2020年5月21日木曜日

【記事和訳】マイキー・ウェイ:エレクトリック・センチュリーの帰還の内情

元記事:
Kerrang 2020/5/20
Words: Emily Carter
https://www.kerrang.com/features/mikey-way-inside-the-return-of-electric-century/


Electric Centuryが2ndアルバムと付属するグラフィックノベルを発表するにあたり、マイキー・ウェイがその経緯を明らかにした。

マイキー・ウェイは今までで一番 ”ベストな場所” にいると言っている。デヴィッド・デビアクとのElectric Centuryの顔としてデビュー・アルバムをリリースしてから約4年が経ち、ベーシストのマイキー・ウェイは昨年の「Collapser」でコミックの世界に足を踏み入れ、テキサスのスターWaterparksとのツアーに参加し、そして何よりも重要なことに2人の子供の父親になった。彼は最近、自己分析に多くの時間を費やしていて、子供を持つことで「より親切に優しく」なり、より明確に考えることができるようになったことで、子育てから離れた彼のクリエイティブな仕事に大きな恩恵を受けたと考えている。
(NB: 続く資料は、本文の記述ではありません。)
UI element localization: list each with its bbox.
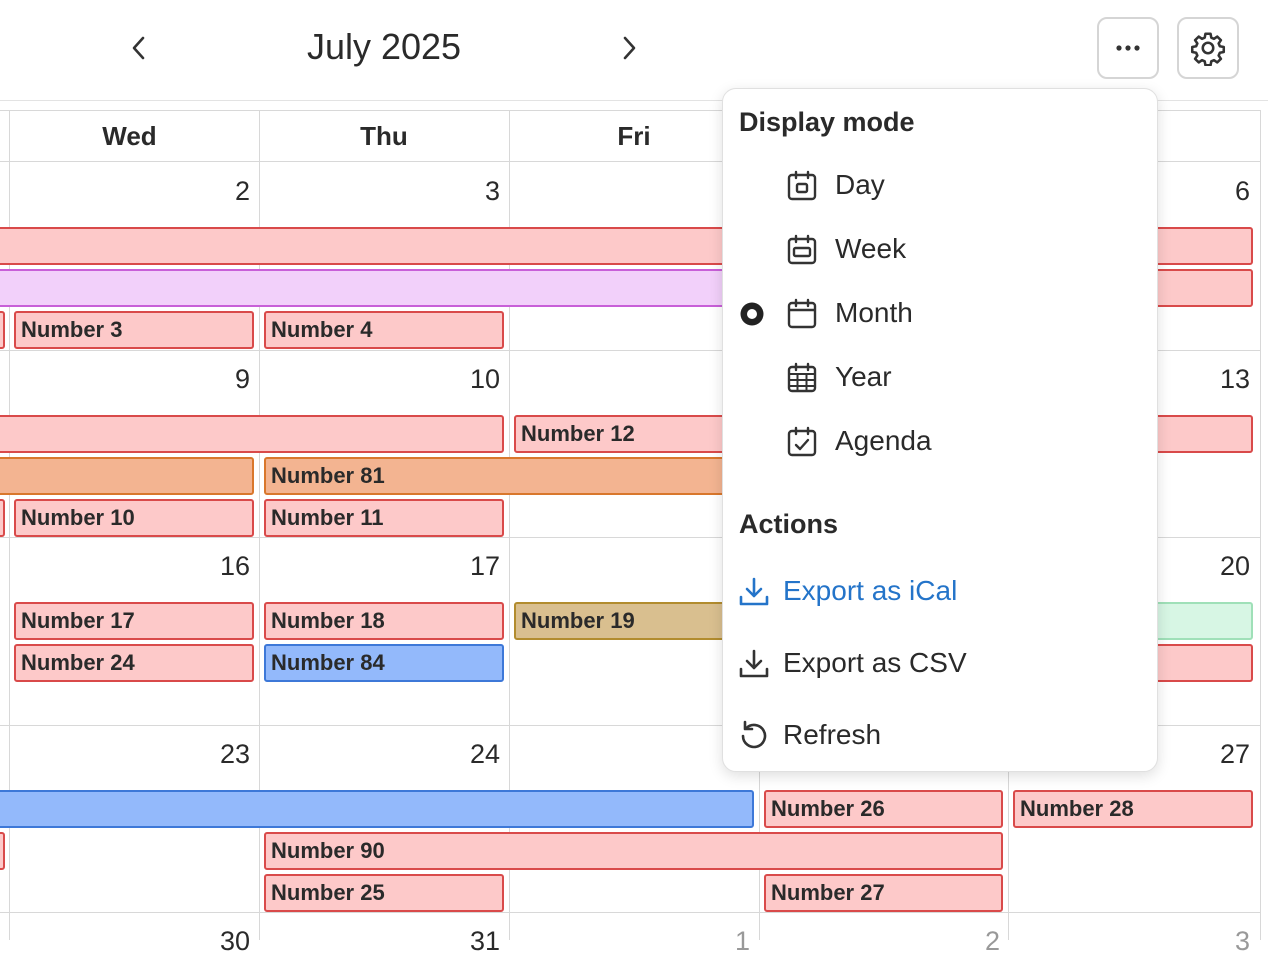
- action-label: Export as CSV: [783, 647, 967, 678]
- event-number-25[interactable]: Number 25: [264, 874, 504, 912]
- event-number-3[interactable]: Number 3: [14, 311, 254, 349]
- day-number[interactable]: 9: [190, 364, 250, 395]
- calendar-day-icon: [787, 170, 817, 201]
- next-month-button[interactable]: [611, 30, 647, 66]
- display-mode-label: Month: [835, 297, 913, 328]
- day-number[interactable]: 16: [190, 551, 250, 582]
- event-number-81[interactable]: Number 81: [264, 457, 754, 495]
- actions-heading: Actions: [739, 509, 839, 539]
- day-number[interactable]: 23: [190, 739, 250, 770]
- event-number-84[interactable]: Number 84: [264, 644, 504, 682]
- ellipsis-icon: [1116, 45, 1140, 51]
- day-number[interactable]: 20: [1190, 551, 1250, 582]
- day-number[interactable]: 31: [440, 926, 500, 957]
- more-options-button[interactable]: [1097, 17, 1159, 79]
- day-number[interactable]: 3: [440, 176, 500, 207]
- display-mode-label: Agenda: [835, 425, 932, 456]
- calendar-year-icon: [787, 362, 817, 393]
- day-number[interactable]: 10: [440, 364, 500, 395]
- action-label: Refresh: [783, 719, 882, 750]
- display-mode-month[interactable]: Month: [723, 287, 1157, 343]
- radio-selected-icon: [740, 302, 764, 326]
- display-mode-day[interactable]: Day: [723, 159, 1157, 215]
- calendar-week-icon: [787, 234, 817, 265]
- day-number[interactable]: 27: [1190, 739, 1250, 770]
- download-icon: [739, 649, 769, 678]
- event-number-18[interactable]: Number 18: [264, 602, 504, 640]
- day-number[interactable]: 17: [440, 551, 500, 582]
- display-mode-label: Week: [835, 233, 907, 264]
- event-number-24[interactable]: Number 24: [14, 644, 254, 682]
- weekday-header-wed: Wed: [0, 110, 259, 162]
- day-number[interactable]: 3: [1190, 926, 1250, 957]
- event-number-28[interactable]: Number 28: [1013, 790, 1253, 828]
- options-dropdown-menu: Display mode Day Week Month Year Agenda …: [722, 88, 1158, 772]
- calendar-toolbar: July 2025: [0, 0, 1268, 101]
- action-label: Export as iCal: [783, 575, 958, 606]
- export-csv-button[interactable]: Export as CSV: [723, 637, 1157, 693]
- event-bar[interactable]: [0, 457, 254, 495]
- calendar-agenda-icon: [787, 426, 817, 457]
- week-divider: [0, 912, 1260, 913]
- event-number-17[interactable]: Number 17: [14, 602, 254, 640]
- event-number-11[interactable]: Number 11: [264, 499, 504, 537]
- month-title: July 2025: [306, 26, 462, 67]
- event-bar[interactable]: [0, 311, 5, 349]
- event-number-27[interactable]: Number 27: [764, 874, 1003, 912]
- day-number[interactable]: 2: [940, 926, 1000, 957]
- previous-month-button[interactable]: [121, 30, 157, 66]
- day-number[interactable]: 2: [190, 176, 250, 207]
- export-ical-button[interactable]: Export as iCal: [723, 565, 1157, 621]
- chevron-right-icon: [623, 36, 636, 60]
- event-number-26[interactable]: Number 26: [764, 790, 1003, 828]
- refresh-button[interactable]: Refresh: [723, 709, 1157, 765]
- event-number-12[interactable]: Number 12: [514, 415, 754, 453]
- event-number-4[interactable]: Number 4: [264, 311, 504, 349]
- download-icon: [739, 577, 769, 606]
- day-number[interactable]: 1: [690, 926, 750, 957]
- day-number[interactable]: 24: [440, 739, 500, 770]
- gear-icon: [1190, 32, 1226, 66]
- event-number-90[interactable]: Number 90: [264, 832, 1003, 870]
- display-mode-label: Year: [835, 361, 892, 392]
- event-bar[interactable]: [0, 790, 754, 828]
- event-bar[interactable]: [0, 832, 5, 870]
- display-mode-week[interactable]: Week: [723, 223, 1157, 279]
- day-number[interactable]: 30: [190, 926, 250, 957]
- calendar-month-icon: [787, 298, 817, 329]
- event-number-10[interactable]: Number 10: [14, 499, 254, 537]
- display-mode-agenda[interactable]: Agenda: [723, 415, 1157, 471]
- chevron-left-icon: [132, 36, 145, 60]
- display-mode-label: Day: [835, 169, 885, 200]
- event-bar[interactable]: [0, 415, 504, 453]
- weekday-header-thu: Thu: [259, 110, 509, 162]
- day-number[interactable]: 13: [1190, 364, 1250, 395]
- settings-button[interactable]: [1177, 17, 1239, 79]
- day-number[interactable]: 6: [1190, 176, 1250, 207]
- display-mode-heading: Display mode: [739, 107, 915, 137]
- display-mode-year[interactable]: Year: [723, 351, 1157, 407]
- event-bar[interactable]: [0, 269, 726, 307]
- event-number-19[interactable]: Number 19: [514, 602, 754, 640]
- refresh-icon: [741, 720, 767, 749]
- event-bar[interactable]: [0, 499, 5, 537]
実際、これらの完璧な融合がなければ、マイキーはこの新しい野心的な事業を成功させるのに苦労していたかもしれない。
Electric Centuryの新作アルバムと、それに付随する同名のグラフィック・ノベルだ。
デヴィッドやZ2コミックスのチームと協力しながら、39歳のマイキーは父親業の合間の空き時間を利用して、音楽と物語が1つになった幻想的な新しい世界を作り上げた。
- その両方が今年の後半にリリースされる。

自宅から『Kerrang!』をキャッチアップしたマイキーは、新しいプロジェクトを控えていることだけでなく、コロナウイルスが大流行している中での予定のない自宅の時間が家族との時間を増やしてくれたことに感謝の気持ちを感じているようだ(「見逃すことになったはずの節目が見れて本当にいい時間を過ごしてるよ!俺の1歳の子が歩き始めたとこなんだ!」)。2つの "エナジーのボール " の掃除から一息ついて、マイキーはElectric Centuryの新譜、グラフィックノベルを作ることになった経緯、そして今後の計画について語った。
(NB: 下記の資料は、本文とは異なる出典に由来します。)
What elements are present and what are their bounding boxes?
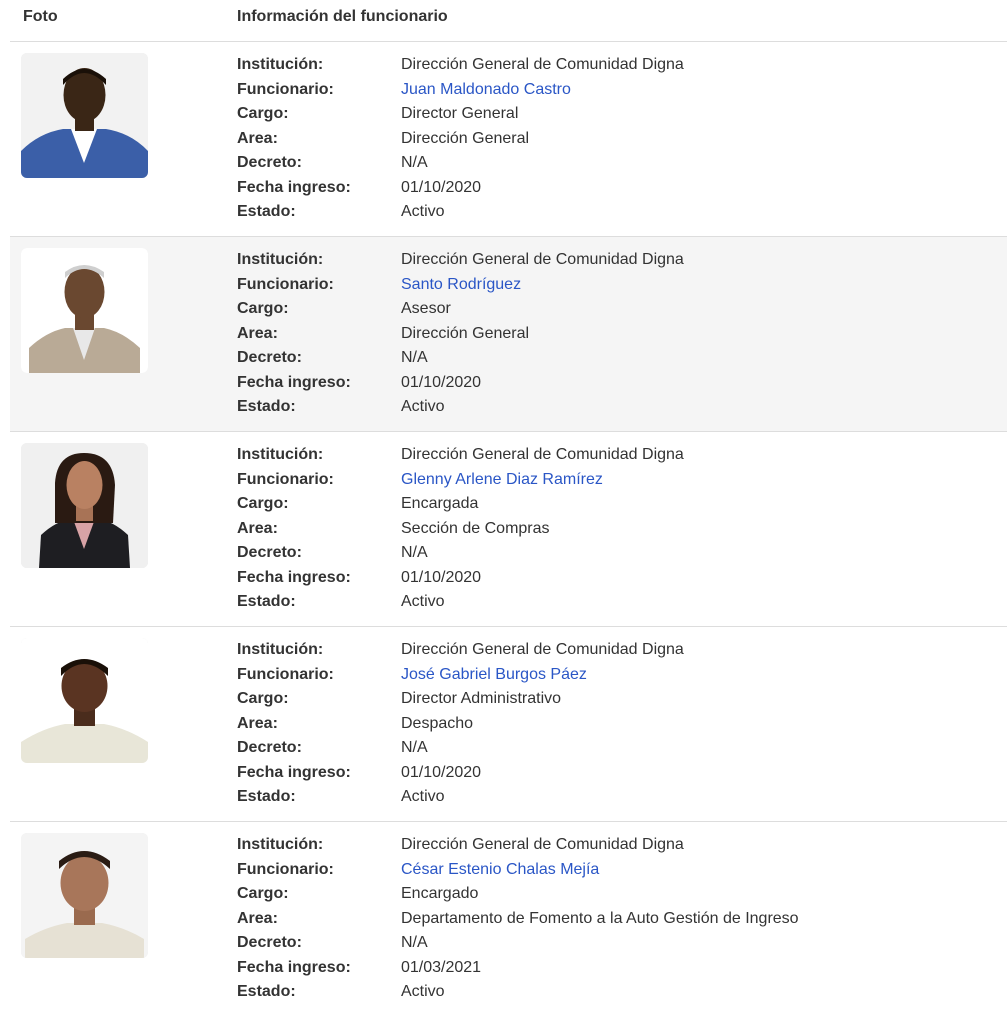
label-institucion: Institución: (237, 446, 324, 463)
label-funcionario: Funcionario: (237, 275, 334, 293)
value-cargo: Encargado (401, 885, 479, 902)
label-decreto: Decreto: (237, 739, 302, 756)
label-funcionario: Funcionario: (237, 665, 334, 683)
label-decreto: Decreto: (237, 154, 302, 171)
value-decreto: N/A (401, 154, 428, 171)
official-photo (21, 248, 148, 373)
label-cargo: Cargo: (237, 105, 289, 122)
value-institucion: Dirección General de Comunidad Digna (401, 251, 684, 268)
official-photo (21, 53, 148, 178)
official-photo (21, 638, 148, 763)
value-institucion: Dirección General de Comunidad Digna (401, 641, 684, 658)
label-cargo: Cargo: (237, 495, 289, 512)
value-decreto: N/A (401, 739, 428, 756)
label-area: Area: (237, 519, 278, 537)
official-name-link[interactable]: César Estenio Chalas Mejía (401, 858, 599, 883)
value-estado: Activo (401, 788, 445, 805)
official-name-link[interactable]: Juan Maldonado Castro (401, 78, 571, 103)
table-header: Foto Información del funcionario (10, 0, 1007, 42)
table-row: Institución: Dirección General de Comunid… (10, 237, 1007, 432)
official-name-link[interactable]: Santo Rodríguez (401, 273, 521, 298)
value-estado: Activo (401, 593, 445, 610)
label-institucion: Institución: (237, 641, 324, 658)
label-funcionario: Funcionario: (237, 860, 334, 878)
label-cargo: Cargo: (237, 300, 289, 317)
label-institucion: Institución: (237, 56, 324, 73)
value-institucion: Dirección General de Comunidad Digna (401, 446, 684, 463)
official-photo (21, 443, 148, 568)
value-area: Dirección General (401, 129, 530, 147)
value-institucion: Dirección General de Comunidad Digna (401, 836, 684, 853)
value-institucion: Dirección General de Comunidad Digna (401, 56, 684, 73)
label-fecha: Fecha ingreso: (237, 958, 351, 976)
label-area: Area: (237, 909, 278, 927)
label-area: Area: (237, 324, 278, 342)
table-row: Institución: Dirección General de Comunid… (10, 627, 1007, 822)
official-photo (21, 833, 148, 958)
value-decreto: N/A (401, 544, 428, 561)
label-decreto: Decreto: (237, 544, 302, 561)
label-cargo: Cargo: (237, 690, 289, 707)
official-name-link[interactable]: José Gabriel Burgos Páez (401, 663, 587, 688)
official-info: Institución: Dirección General de Comunid… (237, 53, 684, 225)
label-estado: Estado: (237, 398, 296, 415)
official-name-link[interactable]: Glenny Arlene Diaz Ramírez (401, 468, 603, 493)
label-fecha: Fecha ingreso: (237, 373, 351, 391)
value-estado: Activo (401, 398, 445, 415)
value-cargo: Director General (401, 105, 519, 122)
label-funcionario: Funcionario: (237, 470, 334, 488)
value-estado: Activo (401, 983, 445, 1000)
value-fecha: 01/10/2020 (401, 763, 482, 781)
value-area: Despacho (401, 714, 474, 732)
label-estado: Estado: (237, 203, 296, 220)
label-estado: Estado: (237, 593, 296, 610)
person-photo-icon (21, 443, 148, 568)
person-photo-icon (21, 638, 148, 763)
label-fecha: Fecha ingreso: (237, 178, 351, 196)
value-cargo: Asesor (401, 300, 451, 317)
label-funcionario: Funcionario: (237, 80, 334, 98)
official-info: Institución: Dirección General de Comunid… (237, 443, 684, 615)
label-cargo: Cargo: (237, 885, 289, 902)
value-area: Sección de Compras (401, 519, 550, 537)
value-area: Departamento de Fomento a la Auto Gestió… (401, 909, 799, 927)
label-estado: Estado: (237, 983, 296, 1000)
label-institucion: Institución: (237, 836, 324, 853)
value-fecha: 01/03/2021 (401, 958, 482, 976)
value-cargo: Encargada (401, 495, 479, 512)
label-institucion: Institución: (237, 251, 324, 268)
official-info: Institución: Dirección General de Comunid… (237, 638, 684, 810)
person-photo-icon (21, 833, 148, 958)
table-row: Institución: Dirección General de Comunid… (10, 432, 1007, 627)
table-row: Institución: Dirección General de Comunid… (10, 822, 1007, 1017)
value-estado: Activo (401, 203, 445, 220)
header-foto: Foto (23, 8, 58, 25)
label-estado: Estado: (237, 788, 296, 805)
official-info: Institución: Dirección General de Comunid… (237, 833, 799, 1005)
label-decreto: Decreto: (237, 934, 302, 951)
value-area: Dirección General (401, 324, 530, 342)
value-fecha: 01/10/2020 (401, 178, 482, 196)
officials-table: Foto Información del funcionario Institu… (10, 0, 1007, 1017)
table-row: Institución: Dirección General de Comunid… (10, 42, 1007, 237)
value-decreto: N/A (401, 349, 428, 366)
label-area: Area: (237, 714, 278, 732)
value-decreto: N/A (401, 934, 428, 951)
value-fecha: 01/10/2020 (401, 373, 482, 391)
person-photo-icon (21, 53, 148, 178)
official-info: Institución: Dirección General de Comunid… (237, 248, 684, 420)
label-decreto: Decreto: (237, 349, 302, 366)
header-info: Información del funcionario (237, 8, 448, 25)
value-fecha: 01/10/2020 (401, 568, 482, 586)
person-photo-icon (21, 248, 148, 373)
label-fecha: Fecha ingreso: (237, 568, 351, 586)
label-area: Area: (237, 129, 278, 147)
label-fecha: Fecha ingreso: (237, 763, 351, 781)
value-cargo: Director Administrativo (401, 690, 562, 707)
Electric Centuryを組んで2016年に『For The Night To Control』をKerrang! と一緒にリリースした時から、セカンド・アルバムを出そうとずっと考えていたのでしょうか?それともその時はもっと1枚だけの予定でしたか?

「このプロジェクトが本当に何になるのか分からなかった。歌がないとだめだし、Electric Centuryのセカンドアルバムは出せるか正直分からなかったんだ。必要ならアルバムを作ったろうけど、今回のプロジェクトのためになって "ああ、これはアルバムなんだな" と思えるような曲が集まった。俺とデイブがiPhoneのボイスメモをお互いに送ってたら、なんだか『これってアルバムなんじゃない?』ってなったんだ。そうやって気に入ったのを時間をかけて集めた。俺って何かを作り続けるかダメになるかなんだけど、__たぶん大抵は音楽関連のものなんだけど、今はコミックをたくさん書いていて、それがいいきっかけになってる。その時の俺にとって夢中になれる大事なことだったんだと思う。それがクリエイティブなものだったから、デイブと一緒にアルバムを組み始めて、たしか2年かけて今日のようなものに成長したんだ。たぶん俺らが(このアルバムを)書き始めたのは2017年だったと思うけど、何曲かはファーストアルバムをレコーディングしてた頃で、まだ完成していなかった曲もあったかもしれない。特に「For The Night To Control」に収録されるはずだった曲があるんだけど、 それは実は今回のニューアルバムの中で一番好きな曲なんだ。その時はまだ完成していなかったから入れなかったんだけど、希望どおりに出来上がって嬉しいよ。」

フルアルバムにできると気づいた時にひらめきの瞬間がありましたか?

ひらめきの瞬間はアルバムプロデュースもしてるレイ(トロ、My Chemical Romanceのギタリスト)と一緒にAliveという曲を作った時だった。俺たちのレコーディングの方法としてデヴィッドがPro Toolsで録音したボイスメモを元に曲の骨格のようなものを送ってきて、それからそのセッションをレイに送ったんだ。レイが俺にAliveのアイディアを送ってくれたことを覚えてるよ。トレーラーで使った曲だ。ピアノのやつ。その時がひらめきの瞬間だった。デモではそういう風には聞こえなかったから、俺はもう「オオ、ワオ」って。この曲がアルバム全体のトーンを決めたような気がする。俺にとってはあの曲が間違いなく要で、全体のアンカーだよ。」

バンドのアカウントは2019年3月にアルバムが「すでにレコーディングされている」とツイートしていました。それは私たちが最終的に聴くことになるものでしたか?それともそれ以降に微調整を加えていますか?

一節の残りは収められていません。